On observe également une évolution dans les effets de ce que nous nommons “notre-Samizdat” en hommage et en référence à l’instrument principal de l’action des dissidents des régimes communistes dans les années 1960-1980. Ces effets nous conduisent bien au-delà de a seule réaction conjoncturelle, de la riposte au coup par coup… Comme la résistance en Irak, “notre Samizdat” est passé dans le mode de l’organisation, de la coordination et de l’action collective. Il parvient même à un point où l’on peut constater combien, sur la durée, il acquiert de capacité d’influence sociologique décisive. Il devient un pouvoir.
Les nouvelles qui justifient cette analyse sont au nombre de deux.

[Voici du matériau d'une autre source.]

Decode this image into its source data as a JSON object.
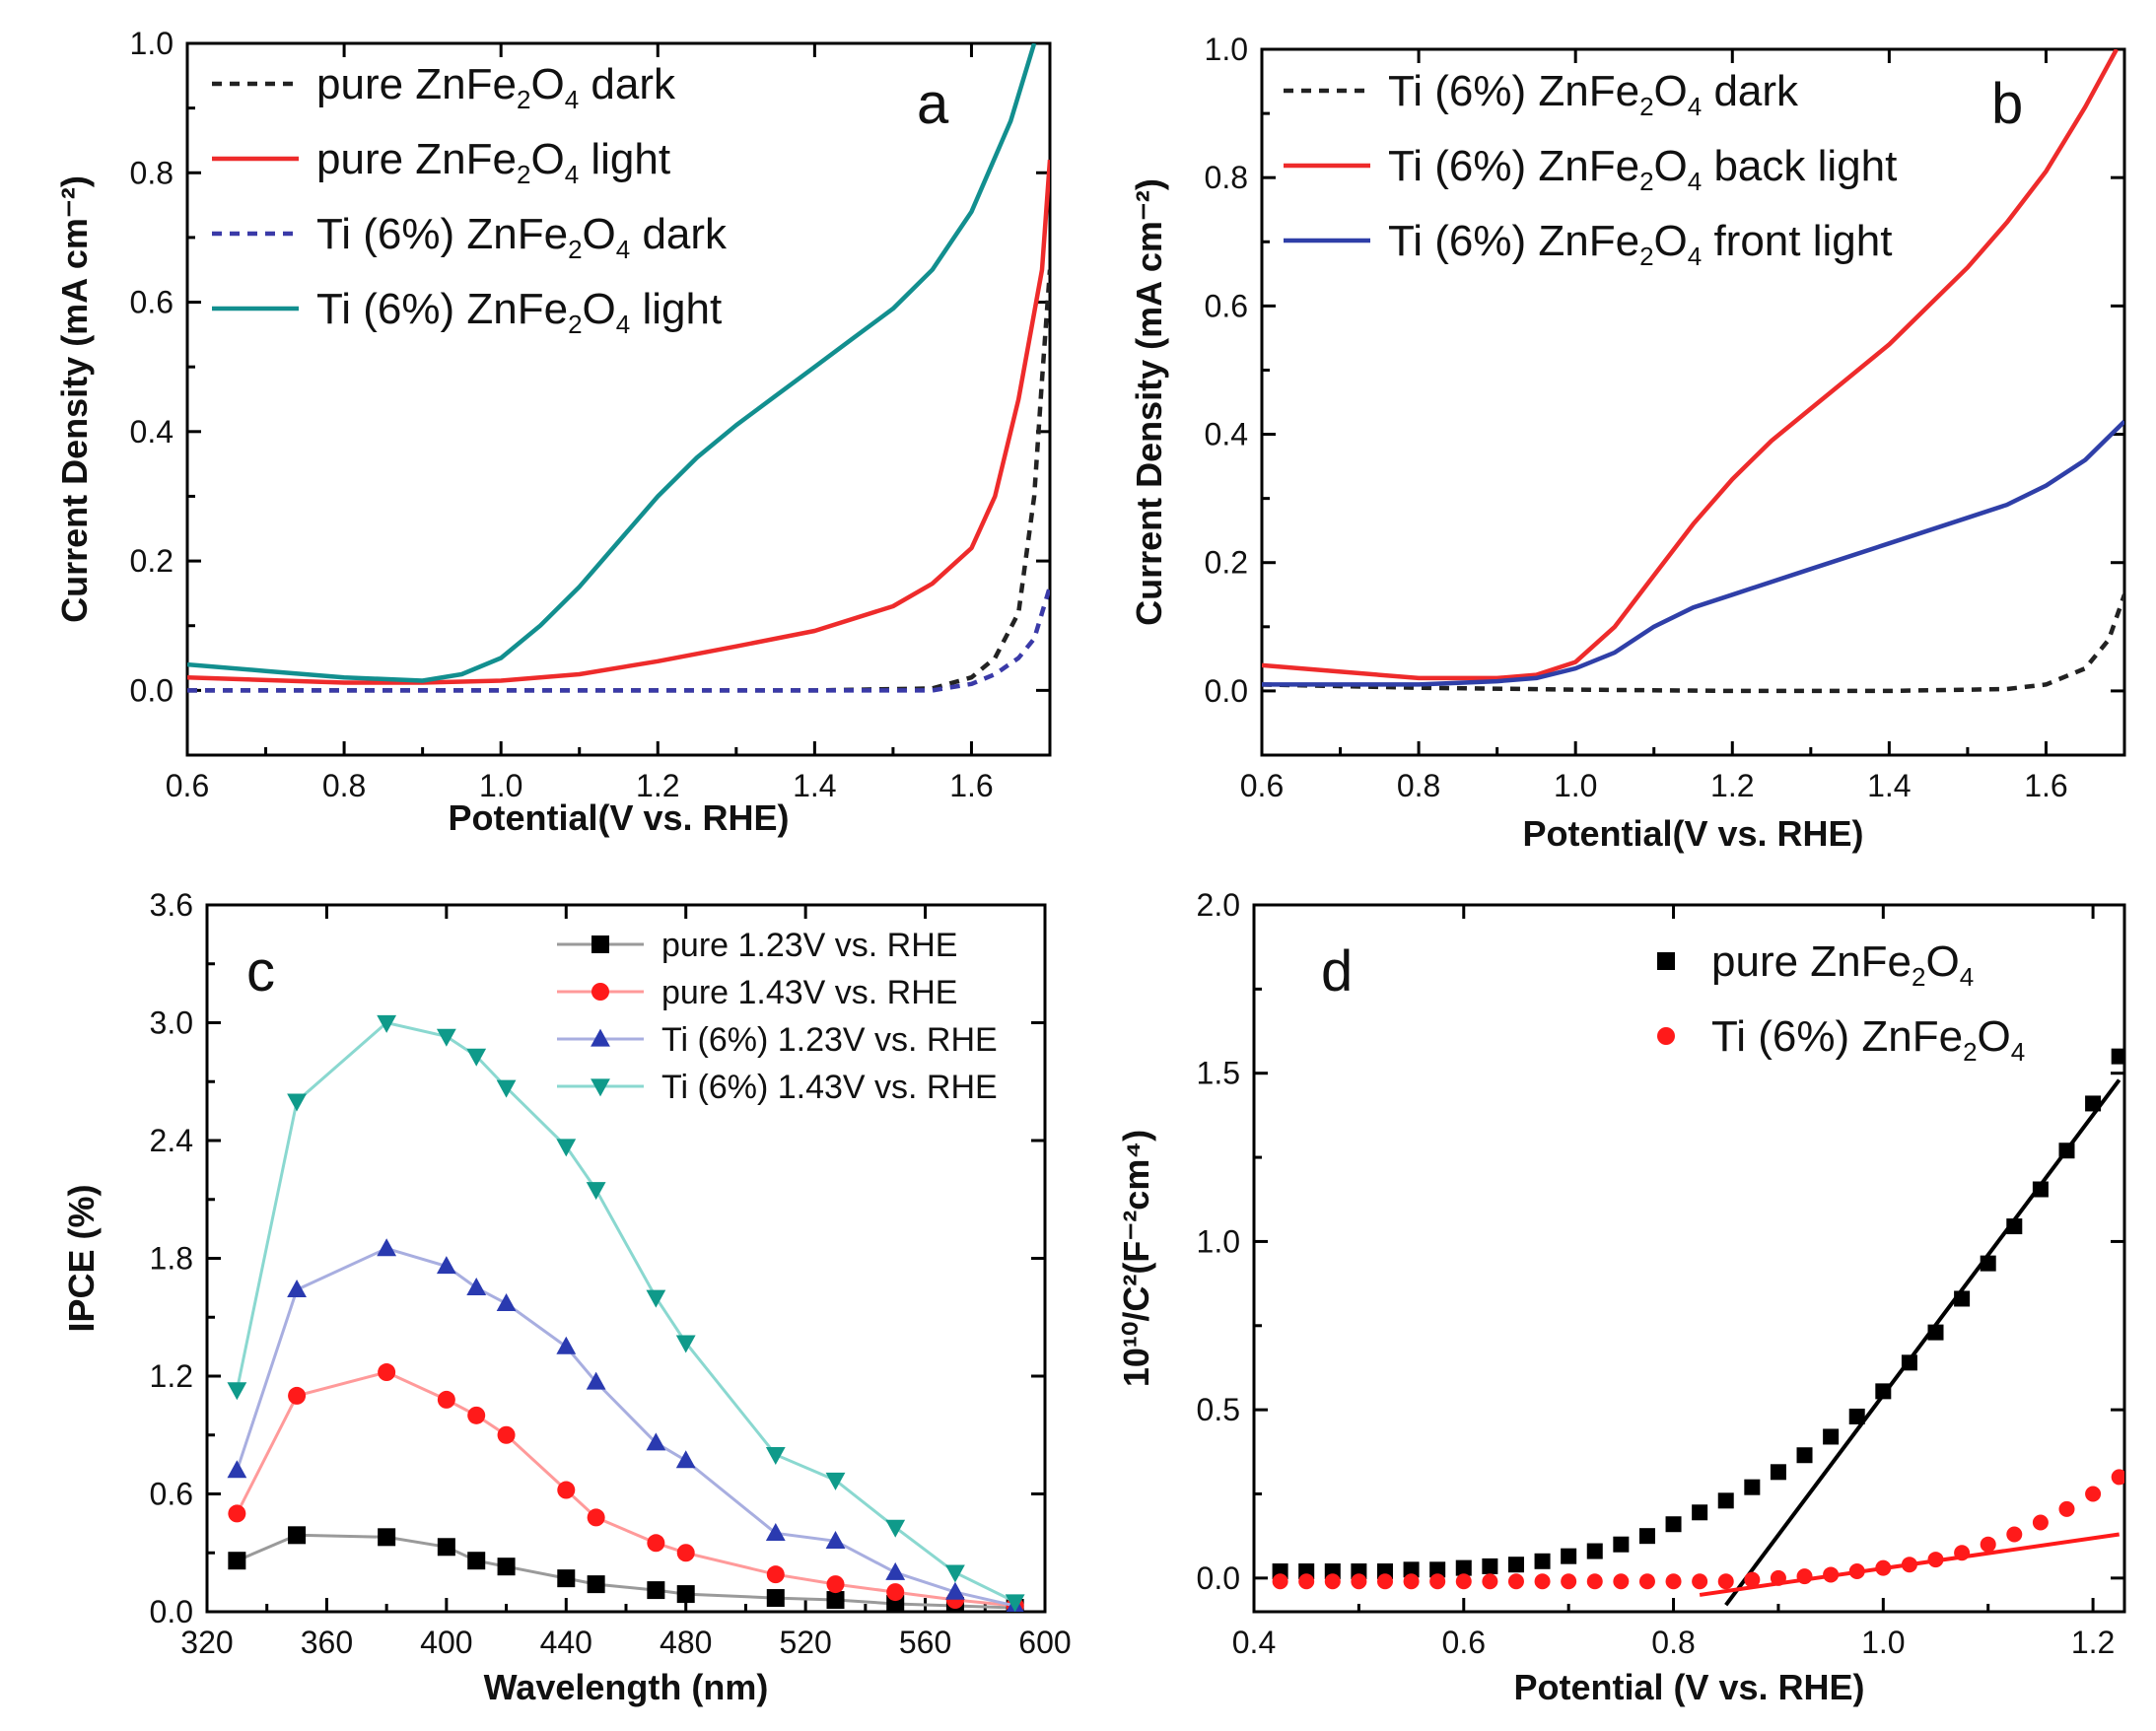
{
  "chart_data": [
    {
      "panel": "a",
      "type": "line",
      "xlabel": "Potential(V vs. RHE)",
      "ylabel": "Current Density (mA cm⁻²)",
      "xlim": [
        0.6,
        1.7
      ],
      "ylim": [
        -0.1,
        1.0
      ],
      "xticks": [
        "0.6",
        "0.8",
        "1.0",
        "1.2",
        "1.4",
        "1.6"
      ],
      "yticks": [
        "0.0",
        "0.2",
        "0.4",
        "0.6",
        "0.8",
        "1.0"
      ],
      "series": [
        {
          "name": "pure ZnFe2O4 dark",
          "legend": [
            "pure ZnFe",
            "2",
            "O",
            "4",
            " dark"
          ],
          "color": "#222222",
          "style": "dash",
          "points": [
            [
              0.6,
              0.0
            ],
            [
              1.0,
              0.0
            ],
            [
              1.4,
              0.0
            ],
            [
              1.55,
              0.003
            ],
            [
              1.6,
              0.02
            ],
            [
              1.63,
              0.05
            ],
            [
              1.66,
              0.12
            ],
            [
              1.68,
              0.3
            ],
            [
              1.69,
              0.48
            ],
            [
              1.7,
              0.65
            ]
          ]
        },
        {
          "name": "pure ZnFe2O4 light",
          "legend": [
            "pure ZnFe",
            "2",
            "O",
            "4",
            " light"
          ],
          "color": "#ee2b2b",
          "style": "solid",
          "points": [
            [
              0.6,
              0.02
            ],
            [
              0.8,
              0.012
            ],
            [
              0.9,
              0.012
            ],
            [
              1.0,
              0.015
            ],
            [
              1.1,
              0.025
            ],
            [
              1.2,
              0.045
            ],
            [
              1.3,
              0.068
            ],
            [
              1.4,
              0.092
            ],
            [
              1.5,
              0.13
            ],
            [
              1.55,
              0.165
            ],
            [
              1.6,
              0.22
            ],
            [
              1.63,
              0.3
            ],
            [
              1.66,
              0.45
            ],
            [
              1.69,
              0.65
            ],
            [
              1.7,
              0.82
            ]
          ]
        },
        {
          "name": "Ti (6%) ZnFe2O4 dark",
          "legend": [
            "Ti (6%) ZnFe",
            "2",
            "O",
            "4",
            " dark"
          ],
          "color": "#3a3aa8",
          "style": "dash",
          "points": [
            [
              0.6,
              0.0
            ],
            [
              1.0,
              0.0
            ],
            [
              1.4,
              0.0
            ],
            [
              1.55,
              0.0
            ],
            [
              1.6,
              0.01
            ],
            [
              1.63,
              0.025
            ],
            [
              1.66,
              0.05
            ],
            [
              1.68,
              0.08
            ],
            [
              1.7,
              0.16
            ]
          ]
        },
        {
          "name": "Ti (6%) ZnFe2O4 light",
          "legend": [
            "Ti (6%) ZnFe",
            "2",
            "O",
            "4",
            " light"
          ],
          "color": "#128f8f",
          "style": "solid",
          "points": [
            [
              0.6,
              0.04
            ],
            [
              0.7,
              0.03
            ],
            [
              0.8,
              0.02
            ],
            [
              0.9,
              0.015
            ],
            [
              0.95,
              0.025
            ],
            [
              1.0,
              0.05
            ],
            [
              1.05,
              0.1
            ],
            [
              1.1,
              0.16
            ],
            [
              1.15,
              0.23
            ],
            [
              1.2,
              0.3
            ],
            [
              1.25,
              0.36
            ],
            [
              1.3,
              0.41
            ],
            [
              1.35,
              0.455
            ],
            [
              1.4,
              0.5
            ],
            [
              1.45,
              0.545
            ],
            [
              1.5,
              0.59
            ],
            [
              1.55,
              0.65
            ],
            [
              1.6,
              0.74
            ],
            [
              1.65,
              0.88
            ],
            [
              1.68,
              1.0
            ]
          ]
        }
      ]
    },
    {
      "panel": "b",
      "type": "line",
      "xlabel": "Potential(V vs. RHE)",
      "ylabel": "Current Density (mA cm⁻²)",
      "xlim": [
        0.6,
        1.7
      ],
      "ylim": [
        -0.1,
        1.0
      ],
      "xticks": [
        "0.6",
        "0.8",
        "1.0",
        "1.2",
        "1.4",
        "1.6"
      ],
      "yticks": [
        "0.0",
        "0.2",
        "0.4",
        "0.6",
        "0.8",
        "1.0"
      ],
      "series": [
        {
          "name": "Ti (6%) ZnFe2O4 dark",
          "legend": [
            "Ti (6%) ZnFe",
            "2",
            "O",
            "4",
            " dark"
          ],
          "color": "#222222",
          "style": "dash",
          "points": [
            [
              0.6,
              0.01
            ],
            [
              0.8,
              0.005
            ],
            [
              1.0,
              0.002
            ],
            [
              1.2,
              0.0
            ],
            [
              1.4,
              0.0
            ],
            [
              1.55,
              0.003
            ],
            [
              1.6,
              0.01
            ],
            [
              1.65,
              0.035
            ],
            [
              1.68,
              0.08
            ],
            [
              1.7,
              0.15
            ]
          ]
        },
        {
          "name": "Ti (6%) ZnFe2O4 back light",
          "legend": [
            "Ti (6%) ZnFe",
            "2",
            "O",
            "4",
            " back light"
          ],
          "color": "#ee2b2b",
          "style": "solid",
          "points": [
            [
              0.6,
              0.04
            ],
            [
              0.7,
              0.03
            ],
            [
              0.8,
              0.02
            ],
            [
              0.9,
              0.02
            ],
            [
              0.95,
              0.025
            ],
            [
              1.0,
              0.045
            ],
            [
              1.05,
              0.1
            ],
            [
              1.1,
              0.18
            ],
            [
              1.15,
              0.26
            ],
            [
              1.2,
              0.33
            ],
            [
              1.25,
              0.39
            ],
            [
              1.3,
              0.44
            ],
            [
              1.35,
              0.49
            ],
            [
              1.4,
              0.54
            ],
            [
              1.45,
              0.6
            ],
            [
              1.5,
              0.66
            ],
            [
              1.55,
              0.73
            ],
            [
              1.6,
              0.81
            ],
            [
              1.65,
              0.91
            ],
            [
              1.69,
              1.0
            ]
          ]
        },
        {
          "name": "Ti (6%) ZnFe2O4 front light",
          "legend": [
            "Ti (6%) ZnFe",
            "2",
            "O",
            "4",
            " front light"
          ],
          "color": "#2f3fa8",
          "style": "solid",
          "points": [
            [
              0.6,
              0.01
            ],
            [
              0.8,
              0.01
            ],
            [
              0.9,
              0.015
            ],
            [
              0.95,
              0.02
            ],
            [
              1.0,
              0.035
            ],
            [
              1.05,
              0.06
            ],
            [
              1.1,
              0.1
            ],
            [
              1.15,
              0.13
            ],
            [
              1.2,
              0.15
            ],
            [
              1.3,
              0.19
            ],
            [
              1.4,
              0.23
            ],
            [
              1.5,
              0.27
            ],
            [
              1.55,
              0.29
            ],
            [
              1.6,
              0.32
            ],
            [
              1.65,
              0.36
            ],
            [
              1.7,
              0.42
            ]
          ]
        }
      ]
    },
    {
      "panel": "c",
      "type": "line",
      "xlabel": "Wavelength (nm)",
      "ylabel": "IPCE (%)",
      "xlim": [
        320,
        600
      ],
      "ylim": [
        0,
        3.6
      ],
      "xticks": [
        "320",
        "360",
        "400",
        "440",
        "480",
        "520",
        "560",
        "600"
      ],
      "yticks": [
        "0.0",
        "0.6",
        "1.2",
        "1.8",
        "2.4",
        "3.0",
        "3.6"
      ],
      "x": [
        330,
        350,
        380,
        400,
        410,
        420,
        440,
        450,
        470,
        480,
        510,
        530,
        550,
        570,
        590
      ],
      "series": [
        {
          "name": "pure 1.23V vs. RHE",
          "color": "#000000",
          "line": "#9a9a9a",
          "marker": "square",
          "values": [
            0.26,
            0.39,
            0.38,
            0.33,
            0.26,
            0.23,
            0.17,
            0.14,
            0.11,
            0.09,
            0.07,
            0.06,
            0.04,
            0.03,
            0.02
          ]
        },
        {
          "name": "pure 1.43V vs. RHE",
          "color": "#ff1a1a",
          "line": "#ff9a9a",
          "marker": "circle",
          "values": [
            0.5,
            1.1,
            1.22,
            1.08,
            1.0,
            0.9,
            0.62,
            0.48,
            0.35,
            0.3,
            0.19,
            0.14,
            0.1,
            0.06,
            0.03
          ]
        },
        {
          "name": "Ti (6%) 1.23V vs. RHE",
          "color": "#2a3ab0",
          "line": "#a8aee0",
          "marker": "triangle-up",
          "values": [
            0.72,
            1.64,
            1.85,
            1.76,
            1.65,
            1.57,
            1.35,
            1.17,
            0.86,
            0.77,
            0.4,
            0.36,
            0.2,
            0.1,
            0.03
          ]
        },
        {
          "name": "Ti (6%) 1.43V vs. RHE",
          "color": "#0f9a8a",
          "line": "#8ad8d0",
          "marker": "triangle-down",
          "values": [
            1.13,
            2.6,
            3.0,
            2.93,
            2.83,
            2.67,
            2.37,
            2.15,
            1.6,
            1.37,
            0.8,
            0.67,
            0.43,
            0.2,
            0.05
          ]
        }
      ]
    },
    {
      "panel": "d",
      "type": "scatter",
      "xlabel": "Potential (V vs. RHE)",
      "ylabel": "10¹⁰/C²(F⁻²cm⁴)",
      "xlim": [
        0.4,
        1.23
      ],
      "ylim": [
        -0.1,
        2.0
      ],
      "xticks": [
        "0.4",
        "0.6",
        "0.8",
        "1.0",
        "1.2"
      ],
      "yticks": [
        "0.0",
        "0.5",
        "1.0",
        "1.5",
        "2.0"
      ],
      "series": [
        {
          "name": "pure ZnFe2O4",
          "legend": [
            "pure ZnFe",
            "2",
            "O",
            "4",
            ""
          ],
          "color": "#000000",
          "marker": "square",
          "points": [
            [
              0.425,
              0.02
            ],
            [
              0.45,
              0.02
            ],
            [
              0.475,
              0.02
            ],
            [
              0.5,
              0.02
            ],
            [
              0.525,
              0.02
            ],
            [
              0.55,
              0.025
            ],
            [
              0.575,
              0.025
            ],
            [
              0.6,
              0.03
            ],
            [
              0.625,
              0.035
            ],
            [
              0.65,
              0.04
            ],
            [
              0.675,
              0.05
            ],
            [
              0.7,
              0.065
            ],
            [
              0.725,
              0.08
            ],
            [
              0.75,
              0.1
            ],
            [
              0.775,
              0.125
            ],
            [
              0.8,
              0.16
            ],
            [
              0.825,
              0.195
            ],
            [
              0.85,
              0.23
            ],
            [
              0.875,
              0.27
            ],
            [
              0.9,
              0.315
            ],
            [
              0.925,
              0.365
            ],
            [
              0.95,
              0.42
            ],
            [
              0.975,
              0.48
            ],
            [
              1.0,
              0.555
            ],
            [
              1.025,
              0.64
            ],
            [
              1.05,
              0.73
            ],
            [
              1.075,
              0.83
            ],
            [
              1.1,
              0.935
            ],
            [
              1.125,
              1.045
            ],
            [
              1.15,
              1.155
            ],
            [
              1.175,
              1.27
            ],
            [
              1.2,
              1.41
            ],
            [
              1.225,
              1.55
            ]
          ],
          "fit": [
            [
              0.85,
              -0.08
            ],
            [
              1.225,
              1.48
            ]
          ]
        },
        {
          "name": "Ti (6%) ZnFe2O4",
          "legend": [
            "Ti (6%) ZnFe",
            "2",
            "O",
            "4",
            ""
          ],
          "color": "#ff1a1a",
          "marker": "circle",
          "points": [
            [
              0.425,
              -0.01
            ],
            [
              0.45,
              -0.01
            ],
            [
              0.475,
              -0.01
            ],
            [
              0.5,
              -0.01
            ],
            [
              0.525,
              -0.01
            ],
            [
              0.55,
              -0.01
            ],
            [
              0.575,
              -0.01
            ],
            [
              0.6,
              -0.01
            ],
            [
              0.625,
              -0.01
            ],
            [
              0.65,
              -0.01
            ],
            [
              0.675,
              -0.01
            ],
            [
              0.7,
              -0.01
            ],
            [
              0.725,
              -0.01
            ],
            [
              0.75,
              -0.01
            ],
            [
              0.775,
              -0.01
            ],
            [
              0.8,
              -0.01
            ],
            [
              0.825,
              -0.01
            ],
            [
              0.85,
              -0.01
            ],
            [
              0.875,
              -0.005
            ],
            [
              0.9,
              0.0
            ],
            [
              0.925,
              0.005
            ],
            [
              0.95,
              0.01
            ],
            [
              0.975,
              0.02
            ],
            [
              1.0,
              0.03
            ],
            [
              1.025,
              0.04
            ],
            [
              1.05,
              0.055
            ],
            [
              1.075,
              0.075
            ],
            [
              1.1,
              0.1
            ],
            [
              1.125,
              0.13
            ],
            [
              1.15,
              0.165
            ],
            [
              1.175,
              0.205
            ],
            [
              1.2,
              0.25
            ],
            [
              1.225,
              0.3
            ]
          ],
          "fit": [
            [
              0.825,
              -0.05
            ],
            [
              1.225,
              0.13
            ]
          ]
        }
      ]
    }
  ]
}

• Divers journaux, dont Libération (le 23 août) au départ, ont publié les résultats d’une étude de l’Université de Compiègne sur le rôle du réseau Internet sur les résultats du référendum. Il est frappant de constater que la répartition des positions, en faveur du oui et en faveur du non, se rapproche beaucoup plus du résultat du référendum, que les positions des grands médias nationaux (à peu près à 9 contre 1 en faveur du oui).

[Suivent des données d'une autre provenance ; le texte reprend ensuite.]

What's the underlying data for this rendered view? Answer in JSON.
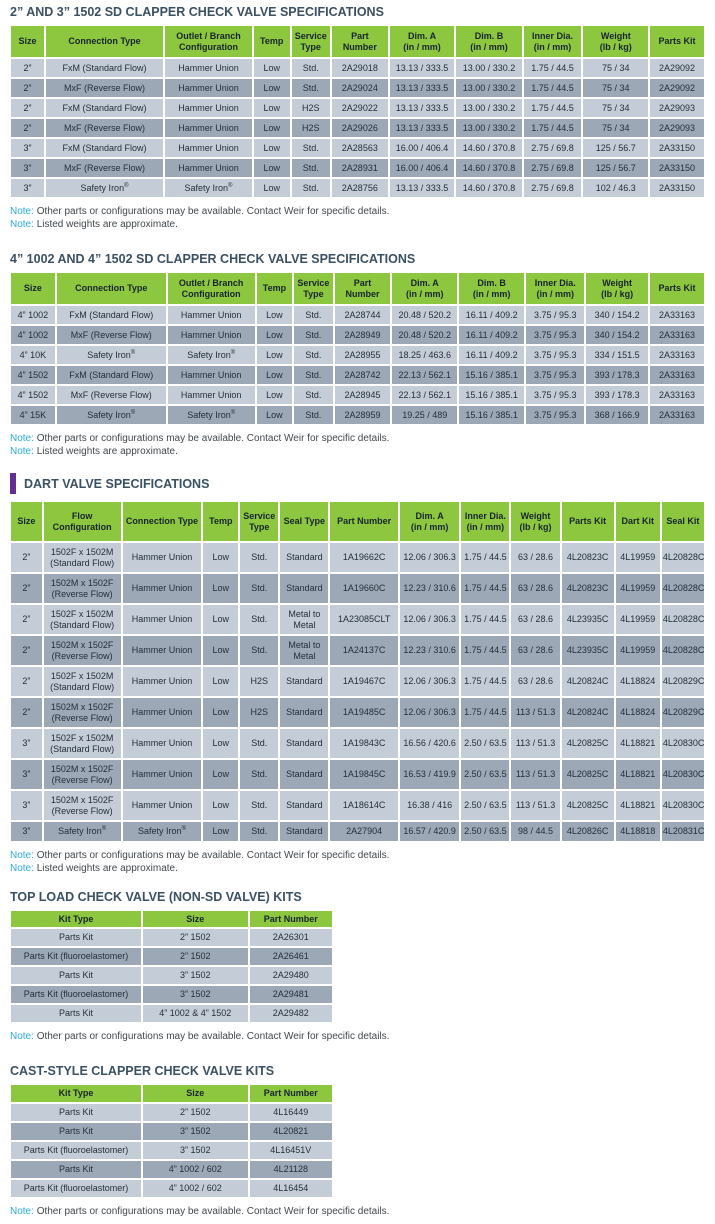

« La victoire du non au référendum du 29 mai dernier s'est aussi jouée sur la Toile. Une étude de chercheurs de l'université de technologie de Compiègne (UTC) montre que les adversaires de la Constitution ont largement investi l'Internet dans leur campagne. Sur 295 sites consacrés à la campagne référendaire, les chercheurs ont constaté que 67 % affichaient clairement leur couleur en faveur du non.
» “Le Web a servi de tribune politique à nombre de ceux qui se sentaient écartés des plateaux de télévision ou des grands médias, transformant ainsi en quelque sorte le Web en un négatif, au sens photographique, de la télévision”, écrivent les deux auteurs de cette étude, Franck Ghitalla et Guilhem Fouetillou. Une petite communauté virtuelle s'est ainsi créée tout au long de la campagne, avec ses stars, comme le site d'Etienne Chouard qui, au plus fort de la campagne, enregistrait jusqu'à 30 000 connexions par jour. “Dans le débat sur la Constitution, l'engagement des enseignants en faveur du non a été massif et ce sont eux qui ont apporté les éléments, les arguments pour le vote non”, résume Franck Ghitalla. Une analyse de ‘l'hypertexte’, c'est-à-dire des liens vers d'autres sites, révèle que 79 % des sites nonistes orientaient vers d'autres sites opposés à la Constitution. Seulement 64 % des sites pour le oui ont fait de même. »
• On a déjà lu par ailleurs (notre “Bloc-Notes” du 26 août) un texte présentant les résultats de sondages aux USA, montrant une dégringolade de la popularité de l’armée et des médias ces six dernières années. Il nous paraît évident que la participation d’Internet à ce mouvement a été massive, dans la mesure où le réseau est très largement critique des sources officielles (y compris les médias) et où il pourvoit largement à la circulation d’informations discréditant autant les médias que l’armée ; enfin, dans la mesure également évidente où son audience (notamment aux USA) ne cesse de grandir alors que celle des médias “officiels” diminue. Les chiffres impressionnants qui sont publiés mesurent, aussi bien, de façon indirecte mais convaincante, la montée de l’influence d’Internet : « The McCormick Tribune Foundation/Gallup poll, which compared public attitudes today with the results of a 1999 survey, found Americans more interested in military and national security news today than six years ago. But only 54 percent of Americans said the military keeps them well informed, down from 77 percent in 1999, according to the poll results. Similarly only 61 percent felt the media keeps them well informed on those issues, down from 79 percent six years ago.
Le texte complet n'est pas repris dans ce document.